A new lawsuit, filed in Virginia’s Rappahannock County Circuit Court, alleges Hutcheson defaulted on a $425,000 hard-money loan this year and now won’t relinquish the golf course note that he’d pledged as collateral.
Hutcheson declined to tell the AP where he got the cash to buy the golf course note.
In August, Rolf Trautmann and Dennis Maher, two Washington state actuaries, complained to the Department of Labor about Hutcheson’s handling of $1.9 million in G Fiduciary, a retirement plan where Hutcheson had been trustee until recently.

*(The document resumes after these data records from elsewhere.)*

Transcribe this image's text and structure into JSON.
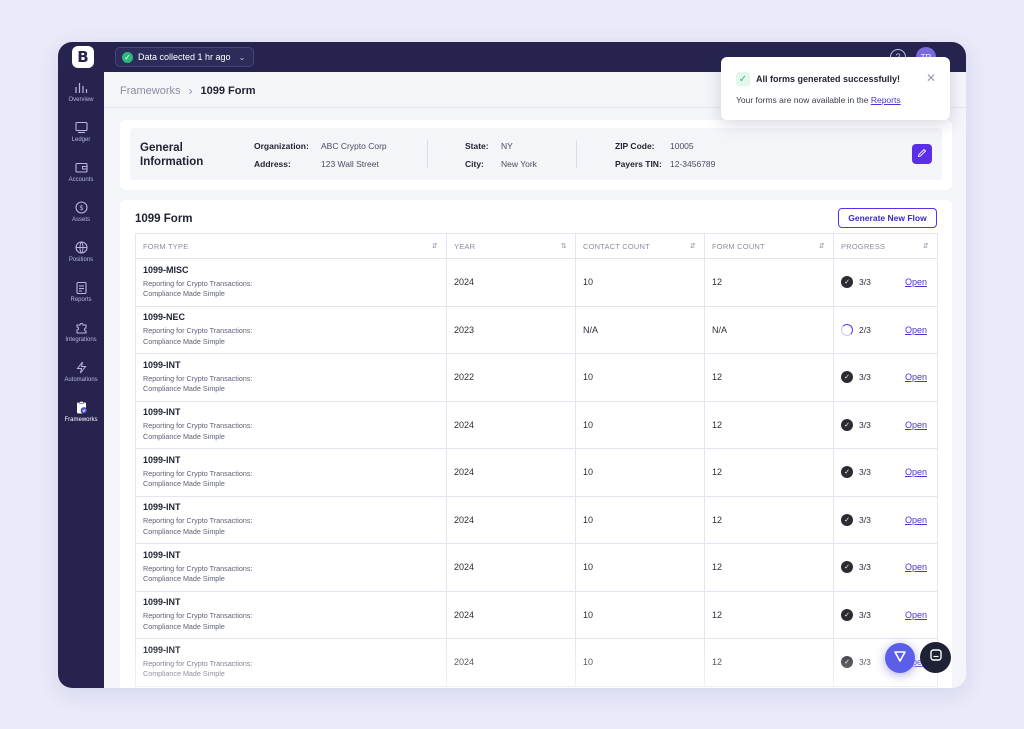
{
  "topbar": {
    "logo_letter": "B",
    "status_text": "Data collected 1 hr ago",
    "avatar_initials": "TR",
    "status_color": "#2db87b"
  },
  "sidebar": {
    "items": [
      {
        "label": "Overview",
        "icon": "bar-chart-icon"
      },
      {
        "label": "Ledger",
        "icon": "ledger-icon"
      },
      {
        "label": "Accounts",
        "icon": "wallet-icon"
      },
      {
        "label": "Assets",
        "icon": "dollar-coin-icon"
      },
      {
        "label": "Positions",
        "icon": "globe-icon"
      },
      {
        "label": "Reports",
        "icon": "clipboard-icon"
      },
      {
        "label": "Integrations",
        "icon": "puzzle-icon"
      },
      {
        "label": "Automations",
        "icon": "lightning-icon"
      },
      {
        "label": "Frameworks",
        "icon": "clipboard-check-icon",
        "active": true
      }
    ]
  },
  "breadcrumb": {
    "parent": "Frameworks",
    "current": "1099 Form"
  },
  "general_info": {
    "title": "General Information",
    "organization_label": "Organization:",
    "organization": "ABC Crypto Corp",
    "address_label": "Address:",
    "address": "123 Wall Street",
    "state_label": "State:",
    "state": "NY",
    "city_label": "City:",
    "city": "New York",
    "zip_label": "ZIP Code:",
    "zip": "10005",
    "tin_label": "Payers TIN:",
    "tin": "12-3456789"
  },
  "form_section": {
    "title": "1099 Form",
    "generate_button": "Generate New Flow",
    "columns": [
      "FORM TYPE",
      "YEAR",
      "CONTACT COUNT",
      "FORM COUNT",
      "PROGRESS"
    ],
    "open_label": "Open",
    "rows": [
      {
        "type": "1099-MISC",
        "desc1": "Reporting for Crypto Transactions:",
        "desc2": "Compliance Made Simple",
        "year": "2024",
        "contacts": "10",
        "forms": "12",
        "progress": "3/3",
        "complete": true
      },
      {
        "type": "1099-NEC",
        "desc1": "Reporting for Crypto Transactions:",
        "desc2": "Compliance Made Simple",
        "year": "2023",
        "contacts": "N/A",
        "forms": "N/A",
        "progress": "2/3",
        "complete": false
      },
      {
        "type": "1099-INT",
        "desc1": "Reporting for Crypto Transactions:",
        "desc2": "Compliance Made Simple",
        "year": "2022",
        "contacts": "10",
        "forms": "12",
        "progress": "3/3",
        "complete": true
      },
      {
        "type": "1099-INT",
        "desc1": "Reporting for Crypto Transactions:",
        "desc2": "Compliance Made Simple",
        "year": "2024",
        "contacts": "10",
        "forms": "12",
        "progress": "3/3",
        "complete": true
      },
      {
        "type": "1099-INT",
        "desc1": "Reporting for Crypto Transactions:",
        "desc2": "Compliance Made Simple",
        "year": "2024",
        "contacts": "10",
        "forms": "12",
        "progress": "3/3",
        "complete": true
      },
      {
        "type": "1099-INT",
        "desc1": "Reporting for Crypto Transactions:",
        "desc2": "Compliance Made Simple",
        "year": "2024",
        "contacts": "10",
        "forms": "12",
        "progress": "3/3",
        "complete": true
      },
      {
        "type": "1099-INT",
        "desc1": "Reporting for Crypto Transactions:",
        "desc2": "Compliance Made Simple",
        "year": "2024",
        "contacts": "10",
        "forms": "12",
        "progress": "3/3",
        "complete": true
      },
      {
        "type": "1099-INT",
        "desc1": "Reporting for Crypto Transactions:",
        "desc2": "Compliance Made Simple",
        "year": "2024",
        "contacts": "10",
        "forms": "12",
        "progress": "3/3",
        "complete": true
      },
      {
        "type": "1099-INT",
        "desc1": "Reporting for Crypto Transactions:",
        "desc2": "Compliance Made Simple",
        "year": "2024",
        "contacts": "10",
        "forms": "12",
        "progress": "3/3",
        "complete": true
      }
    ]
  },
  "toast": {
    "title": "All forms generated successfully!",
    "message": "Your forms are now available in the",
    "link": "Reports"
  },
  "colors": {
    "accent": "#5b2ee8",
    "sidebar": "#26244f",
    "success": "#2db87b"
  }
}
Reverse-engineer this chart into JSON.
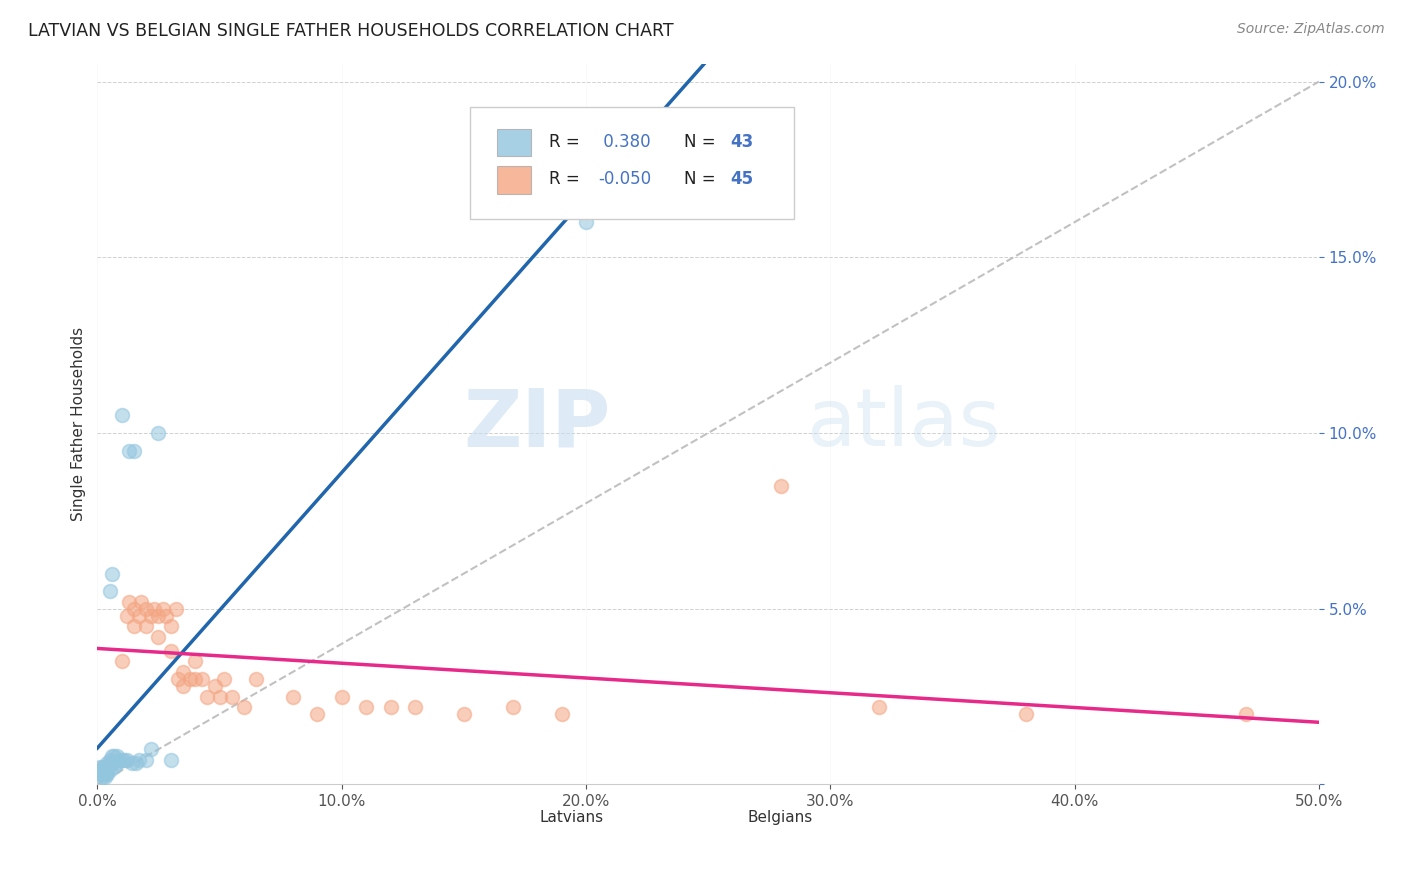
{
  "title": "LATVIAN VS BELGIAN SINGLE FATHER HOUSEHOLDS CORRELATION CHART",
  "source": "Source: ZipAtlas.com",
  "ylabel": "Single Father Households",
  "watermark_zip": "ZIP",
  "watermark_atlas": "atlas",
  "latvian_R": 0.38,
  "latvian_N": 43,
  "belgian_R": -0.05,
  "belgian_N": 45,
  "latvian_color": "#92c5de",
  "belgian_color": "#f4a582",
  "trend_latvian_color": "#2166ac",
  "trend_belgian_color": "#e7298a",
  "diagonal_color": "#bbbbbb",
  "xlim": [
    0.0,
    0.5
  ],
  "ylim": [
    0.0,
    0.205
  ],
  "latvian_x": [
    0.001,
    0.001,
    0.001,
    0.002,
    0.002,
    0.002,
    0.002,
    0.003,
    0.003,
    0.003,
    0.003,
    0.003,
    0.003,
    0.004,
    0.004,
    0.004,
    0.004,
    0.005,
    0.005,
    0.005,
    0.005,
    0.006,
    0.006,
    0.006,
    0.007,
    0.007,
    0.008,
    0.008,
    0.009,
    0.01,
    0.01,
    0.011,
    0.012,
    0.013,
    0.014,
    0.015,
    0.016,
    0.017,
    0.02,
    0.022,
    0.025,
    0.03,
    0.2
  ],
  "latvian_y": [
    0.005,
    0.004,
    0.003,
    0.005,
    0.004,
    0.003,
    0.002,
    0.005,
    0.005,
    0.004,
    0.003,
    0.003,
    0.002,
    0.006,
    0.005,
    0.004,
    0.003,
    0.055,
    0.007,
    0.006,
    0.004,
    0.06,
    0.008,
    0.006,
    0.008,
    0.005,
    0.008,
    0.006,
    0.007,
    0.105,
    0.007,
    0.007,
    0.007,
    0.095,
    0.006,
    0.095,
    0.006,
    0.007,
    0.007,
    0.01,
    0.1,
    0.007,
    0.16
  ],
  "belgian_x": [
    0.01,
    0.012,
    0.013,
    0.015,
    0.015,
    0.017,
    0.018,
    0.02,
    0.02,
    0.022,
    0.023,
    0.025,
    0.025,
    0.027,
    0.028,
    0.03,
    0.03,
    0.032,
    0.033,
    0.035,
    0.035,
    0.038,
    0.04,
    0.04,
    0.043,
    0.045,
    0.048,
    0.05,
    0.052,
    0.055,
    0.06,
    0.065,
    0.08,
    0.09,
    0.1,
    0.11,
    0.12,
    0.13,
    0.15,
    0.17,
    0.19,
    0.28,
    0.32,
    0.38,
    0.47
  ],
  "belgian_y": [
    0.035,
    0.048,
    0.052,
    0.045,
    0.05,
    0.048,
    0.052,
    0.05,
    0.045,
    0.048,
    0.05,
    0.042,
    0.048,
    0.05,
    0.048,
    0.038,
    0.045,
    0.05,
    0.03,
    0.028,
    0.032,
    0.03,
    0.03,
    0.035,
    0.03,
    0.025,
    0.028,
    0.025,
    0.03,
    0.025,
    0.022,
    0.03,
    0.025,
    0.02,
    0.025,
    0.022,
    0.022,
    0.022,
    0.02,
    0.022,
    0.02,
    0.085,
    0.022,
    0.02,
    0.02
  ]
}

Trautmann and Maher say Hutcheson wanted them to credit the money to a new plan without actually transferring it — or telling them where the cash was.
“We refused,” Trautmann said. “We don’t know if he has done anything wrong, but it doesn’t smell right.”
Hutcheson, 41, also won’t detail the whereabouts of $275,000 from a North Carolina dentist’s office 401(k) plan, saying only a “liquidity event” froze the funds. And Hawaii-based investment manager Cris Borden said he’s pressed Hutcheson for months about $24,000 belonging to employees of a Honolulu restaurant and its owner, Jesus Puerto, to no avail.
“Where is Jesus’ money?” Borden wrote Hutcheson in a Sept. 20 email.
His new lawyer said everything will be cleared up.
“The money is secure, the money is bonded and the money is insured,” said Hutcheson’s attorney Dennis Charney. “We will demonstrate to the appropriate forum at the appropriate time that Mr. Hutcheson’s dealings are above-board and perfectly legitimate.”
The Department of Labor declined comment.
Amid these concerns, however, Hutcheson’s one-time supporters are distancing themselves.
Ary Rosenbaum, a New York lawyer who has taken over as fiduciary at the $7 million, multi-employer National Retirement Security Plan that Hutcheson founded, said Hutcheson relinquished all his duties there on Oct. 4.
“Believe me, I’ve seen quite a lot of messes,” Rosenbaum said. “This one is odd.”